Está consagrada na última parte do art. 26º CP - quem dolosamente determinar outra pessoa à pratica do facto,
desde que haja execução ou começo de execução. A ideia que surge é que o ponto de vista o instigador-autor
tem domínio sobre a vontade do autor imediato.

Na construção de FARIA COSTA temos de conseguir dizer que o instigador causou o facto. A questão será que
aqui, o autor imediato, não é um mero instrumento, se é determinado, é determinado á prática de um dado facto.

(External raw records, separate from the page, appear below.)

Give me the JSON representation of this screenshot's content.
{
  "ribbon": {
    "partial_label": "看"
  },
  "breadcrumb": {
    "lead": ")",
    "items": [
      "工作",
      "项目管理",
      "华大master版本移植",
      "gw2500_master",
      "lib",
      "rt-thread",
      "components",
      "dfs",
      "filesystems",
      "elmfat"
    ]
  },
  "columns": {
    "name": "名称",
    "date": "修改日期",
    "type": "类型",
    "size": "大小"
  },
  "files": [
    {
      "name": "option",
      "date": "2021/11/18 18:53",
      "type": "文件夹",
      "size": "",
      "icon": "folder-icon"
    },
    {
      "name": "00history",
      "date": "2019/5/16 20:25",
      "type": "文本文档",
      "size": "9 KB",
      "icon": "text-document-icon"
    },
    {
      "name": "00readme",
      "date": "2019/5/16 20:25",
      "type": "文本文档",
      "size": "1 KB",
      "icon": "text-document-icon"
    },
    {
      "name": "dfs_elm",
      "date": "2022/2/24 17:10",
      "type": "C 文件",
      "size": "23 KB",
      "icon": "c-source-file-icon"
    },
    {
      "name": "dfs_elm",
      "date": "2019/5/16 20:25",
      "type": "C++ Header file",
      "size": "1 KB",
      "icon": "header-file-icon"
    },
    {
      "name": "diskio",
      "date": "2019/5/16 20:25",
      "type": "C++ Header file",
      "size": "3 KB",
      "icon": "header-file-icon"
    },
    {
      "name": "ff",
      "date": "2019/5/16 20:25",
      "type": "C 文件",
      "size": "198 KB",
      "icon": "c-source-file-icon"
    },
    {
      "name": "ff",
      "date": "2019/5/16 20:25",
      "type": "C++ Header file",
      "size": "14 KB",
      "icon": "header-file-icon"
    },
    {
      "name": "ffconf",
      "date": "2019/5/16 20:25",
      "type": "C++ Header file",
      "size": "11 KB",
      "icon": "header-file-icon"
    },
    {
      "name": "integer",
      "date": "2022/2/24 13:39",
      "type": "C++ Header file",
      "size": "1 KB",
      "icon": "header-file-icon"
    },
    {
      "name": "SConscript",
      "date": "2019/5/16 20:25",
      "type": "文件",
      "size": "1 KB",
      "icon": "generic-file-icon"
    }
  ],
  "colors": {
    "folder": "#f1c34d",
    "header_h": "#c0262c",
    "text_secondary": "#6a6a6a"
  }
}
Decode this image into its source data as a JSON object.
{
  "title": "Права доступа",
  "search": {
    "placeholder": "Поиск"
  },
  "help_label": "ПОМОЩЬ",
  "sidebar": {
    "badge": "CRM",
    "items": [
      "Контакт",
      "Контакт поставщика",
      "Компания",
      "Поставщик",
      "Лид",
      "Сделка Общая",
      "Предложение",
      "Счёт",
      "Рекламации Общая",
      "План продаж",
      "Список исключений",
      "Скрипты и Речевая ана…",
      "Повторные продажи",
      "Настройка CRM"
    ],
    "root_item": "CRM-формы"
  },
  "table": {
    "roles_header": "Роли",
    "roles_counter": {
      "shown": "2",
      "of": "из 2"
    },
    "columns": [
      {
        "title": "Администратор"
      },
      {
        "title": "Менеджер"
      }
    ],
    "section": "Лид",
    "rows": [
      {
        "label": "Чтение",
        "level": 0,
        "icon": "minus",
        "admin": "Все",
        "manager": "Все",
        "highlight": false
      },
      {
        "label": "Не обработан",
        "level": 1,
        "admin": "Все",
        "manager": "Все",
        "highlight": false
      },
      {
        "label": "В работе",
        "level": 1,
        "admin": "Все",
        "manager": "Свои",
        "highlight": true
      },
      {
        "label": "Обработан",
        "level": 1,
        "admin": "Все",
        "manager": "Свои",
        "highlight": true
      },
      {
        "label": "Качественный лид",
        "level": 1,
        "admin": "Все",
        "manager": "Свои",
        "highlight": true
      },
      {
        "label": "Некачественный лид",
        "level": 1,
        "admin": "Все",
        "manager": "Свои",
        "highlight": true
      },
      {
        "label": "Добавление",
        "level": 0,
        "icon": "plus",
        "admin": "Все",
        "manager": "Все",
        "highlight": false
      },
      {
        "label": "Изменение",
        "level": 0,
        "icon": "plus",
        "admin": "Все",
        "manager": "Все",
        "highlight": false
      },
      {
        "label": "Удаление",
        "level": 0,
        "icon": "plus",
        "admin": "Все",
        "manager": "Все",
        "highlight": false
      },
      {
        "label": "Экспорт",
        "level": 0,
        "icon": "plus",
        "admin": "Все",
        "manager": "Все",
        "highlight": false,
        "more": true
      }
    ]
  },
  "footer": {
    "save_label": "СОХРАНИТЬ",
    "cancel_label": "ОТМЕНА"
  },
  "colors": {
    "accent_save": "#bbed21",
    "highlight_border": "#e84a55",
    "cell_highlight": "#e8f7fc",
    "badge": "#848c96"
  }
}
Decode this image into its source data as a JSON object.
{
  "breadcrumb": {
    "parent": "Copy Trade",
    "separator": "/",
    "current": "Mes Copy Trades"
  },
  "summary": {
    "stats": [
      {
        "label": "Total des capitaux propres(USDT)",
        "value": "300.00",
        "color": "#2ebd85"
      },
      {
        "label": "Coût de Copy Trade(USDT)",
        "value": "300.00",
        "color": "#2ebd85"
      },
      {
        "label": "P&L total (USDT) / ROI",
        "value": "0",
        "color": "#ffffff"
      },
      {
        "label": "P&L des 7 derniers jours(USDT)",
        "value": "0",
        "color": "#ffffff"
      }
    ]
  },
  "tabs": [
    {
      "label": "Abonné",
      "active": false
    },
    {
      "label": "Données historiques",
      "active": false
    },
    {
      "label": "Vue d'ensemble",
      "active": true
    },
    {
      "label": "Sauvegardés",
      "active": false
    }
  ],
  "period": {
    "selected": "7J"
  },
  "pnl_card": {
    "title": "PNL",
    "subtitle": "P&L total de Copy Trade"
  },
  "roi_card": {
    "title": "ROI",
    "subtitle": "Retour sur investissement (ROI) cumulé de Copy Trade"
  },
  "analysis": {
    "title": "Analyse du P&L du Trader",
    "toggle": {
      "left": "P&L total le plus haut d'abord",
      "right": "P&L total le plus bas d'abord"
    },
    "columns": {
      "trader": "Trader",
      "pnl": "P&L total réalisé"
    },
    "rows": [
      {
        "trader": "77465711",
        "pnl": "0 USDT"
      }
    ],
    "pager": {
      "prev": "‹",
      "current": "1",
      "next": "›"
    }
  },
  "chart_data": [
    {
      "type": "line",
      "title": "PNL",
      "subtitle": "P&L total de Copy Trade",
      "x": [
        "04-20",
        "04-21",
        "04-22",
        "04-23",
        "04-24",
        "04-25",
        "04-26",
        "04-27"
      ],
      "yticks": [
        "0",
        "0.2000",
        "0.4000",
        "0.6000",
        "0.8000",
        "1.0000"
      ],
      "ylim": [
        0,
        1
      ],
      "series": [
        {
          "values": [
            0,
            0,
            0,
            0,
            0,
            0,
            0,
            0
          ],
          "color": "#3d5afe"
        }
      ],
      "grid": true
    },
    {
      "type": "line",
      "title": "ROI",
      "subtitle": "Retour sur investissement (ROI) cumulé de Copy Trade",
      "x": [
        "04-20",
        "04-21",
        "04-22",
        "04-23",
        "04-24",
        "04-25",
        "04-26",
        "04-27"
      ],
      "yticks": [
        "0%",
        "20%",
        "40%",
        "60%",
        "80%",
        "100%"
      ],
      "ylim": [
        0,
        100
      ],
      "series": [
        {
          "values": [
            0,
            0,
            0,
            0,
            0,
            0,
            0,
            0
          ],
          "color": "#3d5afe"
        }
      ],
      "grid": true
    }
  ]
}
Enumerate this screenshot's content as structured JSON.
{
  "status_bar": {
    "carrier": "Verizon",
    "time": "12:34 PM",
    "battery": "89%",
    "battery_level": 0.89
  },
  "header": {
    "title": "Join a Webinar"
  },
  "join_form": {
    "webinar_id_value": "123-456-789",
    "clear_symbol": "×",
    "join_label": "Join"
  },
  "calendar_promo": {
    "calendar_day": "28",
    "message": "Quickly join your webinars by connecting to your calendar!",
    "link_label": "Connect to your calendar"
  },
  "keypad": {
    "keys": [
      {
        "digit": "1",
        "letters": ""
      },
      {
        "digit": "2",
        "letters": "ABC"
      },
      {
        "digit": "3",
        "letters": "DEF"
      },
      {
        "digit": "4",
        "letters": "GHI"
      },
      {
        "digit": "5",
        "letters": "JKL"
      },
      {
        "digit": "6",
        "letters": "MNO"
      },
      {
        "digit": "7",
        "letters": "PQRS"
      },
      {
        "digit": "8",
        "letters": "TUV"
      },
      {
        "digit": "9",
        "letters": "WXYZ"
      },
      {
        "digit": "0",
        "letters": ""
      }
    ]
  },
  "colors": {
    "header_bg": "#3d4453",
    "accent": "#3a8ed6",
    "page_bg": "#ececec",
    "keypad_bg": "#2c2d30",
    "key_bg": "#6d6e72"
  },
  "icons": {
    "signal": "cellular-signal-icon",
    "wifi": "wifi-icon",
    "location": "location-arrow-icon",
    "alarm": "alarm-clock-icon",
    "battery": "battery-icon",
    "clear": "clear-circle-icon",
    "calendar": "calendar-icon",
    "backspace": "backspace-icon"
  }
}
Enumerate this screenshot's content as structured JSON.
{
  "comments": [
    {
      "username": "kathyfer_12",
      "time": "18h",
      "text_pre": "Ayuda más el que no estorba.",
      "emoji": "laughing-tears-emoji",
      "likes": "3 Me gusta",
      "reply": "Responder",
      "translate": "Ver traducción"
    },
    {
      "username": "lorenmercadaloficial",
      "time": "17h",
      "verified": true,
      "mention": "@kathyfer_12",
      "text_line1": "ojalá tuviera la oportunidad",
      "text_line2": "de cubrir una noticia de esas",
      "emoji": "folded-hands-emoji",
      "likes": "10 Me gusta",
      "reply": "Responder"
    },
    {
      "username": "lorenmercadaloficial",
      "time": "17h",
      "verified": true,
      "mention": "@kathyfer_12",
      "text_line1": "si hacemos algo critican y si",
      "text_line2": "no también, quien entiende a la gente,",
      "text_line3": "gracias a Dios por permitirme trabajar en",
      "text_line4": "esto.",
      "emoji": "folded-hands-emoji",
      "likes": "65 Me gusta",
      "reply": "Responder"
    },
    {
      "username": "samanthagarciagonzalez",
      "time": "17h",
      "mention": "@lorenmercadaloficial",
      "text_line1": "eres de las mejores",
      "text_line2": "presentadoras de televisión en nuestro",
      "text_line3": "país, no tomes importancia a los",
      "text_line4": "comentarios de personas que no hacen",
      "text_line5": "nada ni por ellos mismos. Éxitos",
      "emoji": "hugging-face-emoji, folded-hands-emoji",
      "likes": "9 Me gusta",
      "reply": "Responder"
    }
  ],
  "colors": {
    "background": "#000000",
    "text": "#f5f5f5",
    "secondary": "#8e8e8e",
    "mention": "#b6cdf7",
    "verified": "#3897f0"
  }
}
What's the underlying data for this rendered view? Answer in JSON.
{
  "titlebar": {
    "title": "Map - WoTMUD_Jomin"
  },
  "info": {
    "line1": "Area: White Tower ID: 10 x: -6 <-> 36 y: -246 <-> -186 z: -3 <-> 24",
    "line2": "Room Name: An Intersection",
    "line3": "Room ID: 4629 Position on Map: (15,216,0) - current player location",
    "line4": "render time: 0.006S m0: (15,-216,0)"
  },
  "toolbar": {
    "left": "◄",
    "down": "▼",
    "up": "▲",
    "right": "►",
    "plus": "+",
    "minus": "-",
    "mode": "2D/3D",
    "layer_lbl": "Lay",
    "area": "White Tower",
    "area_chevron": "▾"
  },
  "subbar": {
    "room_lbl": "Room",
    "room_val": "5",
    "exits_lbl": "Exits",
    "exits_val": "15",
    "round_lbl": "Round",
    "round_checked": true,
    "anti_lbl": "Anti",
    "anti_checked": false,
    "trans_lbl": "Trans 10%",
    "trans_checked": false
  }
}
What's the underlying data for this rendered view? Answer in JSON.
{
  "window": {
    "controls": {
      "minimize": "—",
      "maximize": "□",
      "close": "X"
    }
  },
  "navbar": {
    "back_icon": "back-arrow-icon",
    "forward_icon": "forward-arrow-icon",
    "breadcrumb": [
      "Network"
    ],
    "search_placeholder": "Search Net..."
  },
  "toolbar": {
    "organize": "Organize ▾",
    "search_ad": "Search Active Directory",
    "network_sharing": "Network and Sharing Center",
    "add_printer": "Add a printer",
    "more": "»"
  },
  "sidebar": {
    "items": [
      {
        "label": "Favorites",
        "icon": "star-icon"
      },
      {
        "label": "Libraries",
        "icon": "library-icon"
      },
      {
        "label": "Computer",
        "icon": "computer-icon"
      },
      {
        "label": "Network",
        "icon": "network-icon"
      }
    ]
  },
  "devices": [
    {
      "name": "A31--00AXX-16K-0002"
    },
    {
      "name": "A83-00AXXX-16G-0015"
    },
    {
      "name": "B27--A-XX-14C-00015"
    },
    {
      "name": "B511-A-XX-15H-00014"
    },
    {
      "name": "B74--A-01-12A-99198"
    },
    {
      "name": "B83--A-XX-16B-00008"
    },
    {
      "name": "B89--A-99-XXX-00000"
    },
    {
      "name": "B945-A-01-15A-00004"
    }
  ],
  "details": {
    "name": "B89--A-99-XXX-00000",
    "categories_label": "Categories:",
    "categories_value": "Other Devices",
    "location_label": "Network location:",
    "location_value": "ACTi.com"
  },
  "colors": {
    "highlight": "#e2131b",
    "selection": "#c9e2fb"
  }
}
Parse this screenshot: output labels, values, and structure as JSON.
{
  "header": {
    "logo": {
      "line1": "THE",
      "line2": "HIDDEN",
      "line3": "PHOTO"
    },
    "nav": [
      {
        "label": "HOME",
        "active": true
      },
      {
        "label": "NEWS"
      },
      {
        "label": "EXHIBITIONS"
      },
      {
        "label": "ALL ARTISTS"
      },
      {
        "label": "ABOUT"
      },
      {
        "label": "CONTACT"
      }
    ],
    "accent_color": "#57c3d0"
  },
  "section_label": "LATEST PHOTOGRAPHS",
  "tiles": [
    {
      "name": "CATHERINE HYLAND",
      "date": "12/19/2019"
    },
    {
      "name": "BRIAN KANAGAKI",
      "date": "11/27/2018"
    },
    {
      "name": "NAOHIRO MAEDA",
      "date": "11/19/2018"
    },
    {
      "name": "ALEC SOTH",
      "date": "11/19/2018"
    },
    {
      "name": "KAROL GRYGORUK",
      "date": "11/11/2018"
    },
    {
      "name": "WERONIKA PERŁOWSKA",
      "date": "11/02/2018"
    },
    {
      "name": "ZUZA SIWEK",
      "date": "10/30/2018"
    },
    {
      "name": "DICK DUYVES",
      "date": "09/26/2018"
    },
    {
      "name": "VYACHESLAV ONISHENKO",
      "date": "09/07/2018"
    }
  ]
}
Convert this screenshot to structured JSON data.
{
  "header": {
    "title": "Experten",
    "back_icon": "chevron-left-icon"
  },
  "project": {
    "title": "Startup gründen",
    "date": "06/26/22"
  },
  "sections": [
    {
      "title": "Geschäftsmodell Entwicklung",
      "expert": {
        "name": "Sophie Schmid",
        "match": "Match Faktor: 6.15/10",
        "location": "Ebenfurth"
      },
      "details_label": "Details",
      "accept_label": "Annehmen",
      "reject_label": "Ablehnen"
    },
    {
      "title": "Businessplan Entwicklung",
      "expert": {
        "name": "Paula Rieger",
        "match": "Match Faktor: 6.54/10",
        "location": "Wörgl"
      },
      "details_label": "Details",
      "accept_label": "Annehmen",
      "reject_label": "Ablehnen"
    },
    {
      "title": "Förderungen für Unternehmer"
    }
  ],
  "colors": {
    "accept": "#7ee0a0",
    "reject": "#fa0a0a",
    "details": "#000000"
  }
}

• Distinção entre instigação-autoria e cumplicidade - verdadeiramente a duvida que se coloca é que se plantamos a
semente na vontade da pessoa ou se essa vontade já existia mas faltava um incentivo? Se apenas demos um
incentivo mas a vontade de prática do crime já existia, não há contributo essencial e por isso é cumplicidade.
Se se plantou a semente, aqui o ator imediato também acompanha porque se não fosse a instigação nunca
teria a vontade, mas através da instigação acaba por criar uma vontade própria. A pessoa que mata será
punida por autor imediato e o instigador como autor instigador. Isto só releva de houver a prática de execução
ou já tiver havido início a esta por parte do autor imediato - se houver apenas atos de execução, o autor irá ser
punido por tentativa e o instigador por autor na tentativa.

• Exemplo: Vamos imaginar que uma pessoa, A, quer ver um amigo morto, B, mas não tem coragem de o matar. Então
encontra um terceiro amigo, C, e diz-lhe “Podias ter uma vida completamente diferente, e para isso só precisavas de
alguma ajuda financeira. Mas se quiseres eu dou-te, mas com uma condição: Tu resolves-me um problema ao matar o
meu amigo B”. C Fica a pensar muito nisso e acaba por tomar a decisão de matar. Todavia, A tinha a acordado com B
para que este matasse C. Mas depois, devido às personalidades algo tímidas, nenhum deles acaba por praticar nem
tentar praticar o facto. O que há aqui? Há algum ato? Não, logo não há punibilidade!

Há ainda um principio fundamental em matéria de cumplicidade é que só se pune o cúmplice se o facto for
típico e ilícito, segundo o art. 29º CP - princípio da acessoriedade limitada. Não tem de ser culposo porque o art.
29º CP diz que “cada um é punido pela sua culpa”. Se houver relativamente ao autor alguma excludente da culpa não
invalida que o cúmplice possa ser punido.

Por último, temos de referir que não há cumplicidade negligente, porque como vimos o cúmplice presta auxilio
“dolosamente” (atenção: doloso não é culposo).

Além disso, olhando para o art. 26º CP temos de perceber que estamos perante a mesma situação de exigência
de dolo quanto à instigação e, mesmo relativamente à co-autoria será muito difícil afirmar a negligência.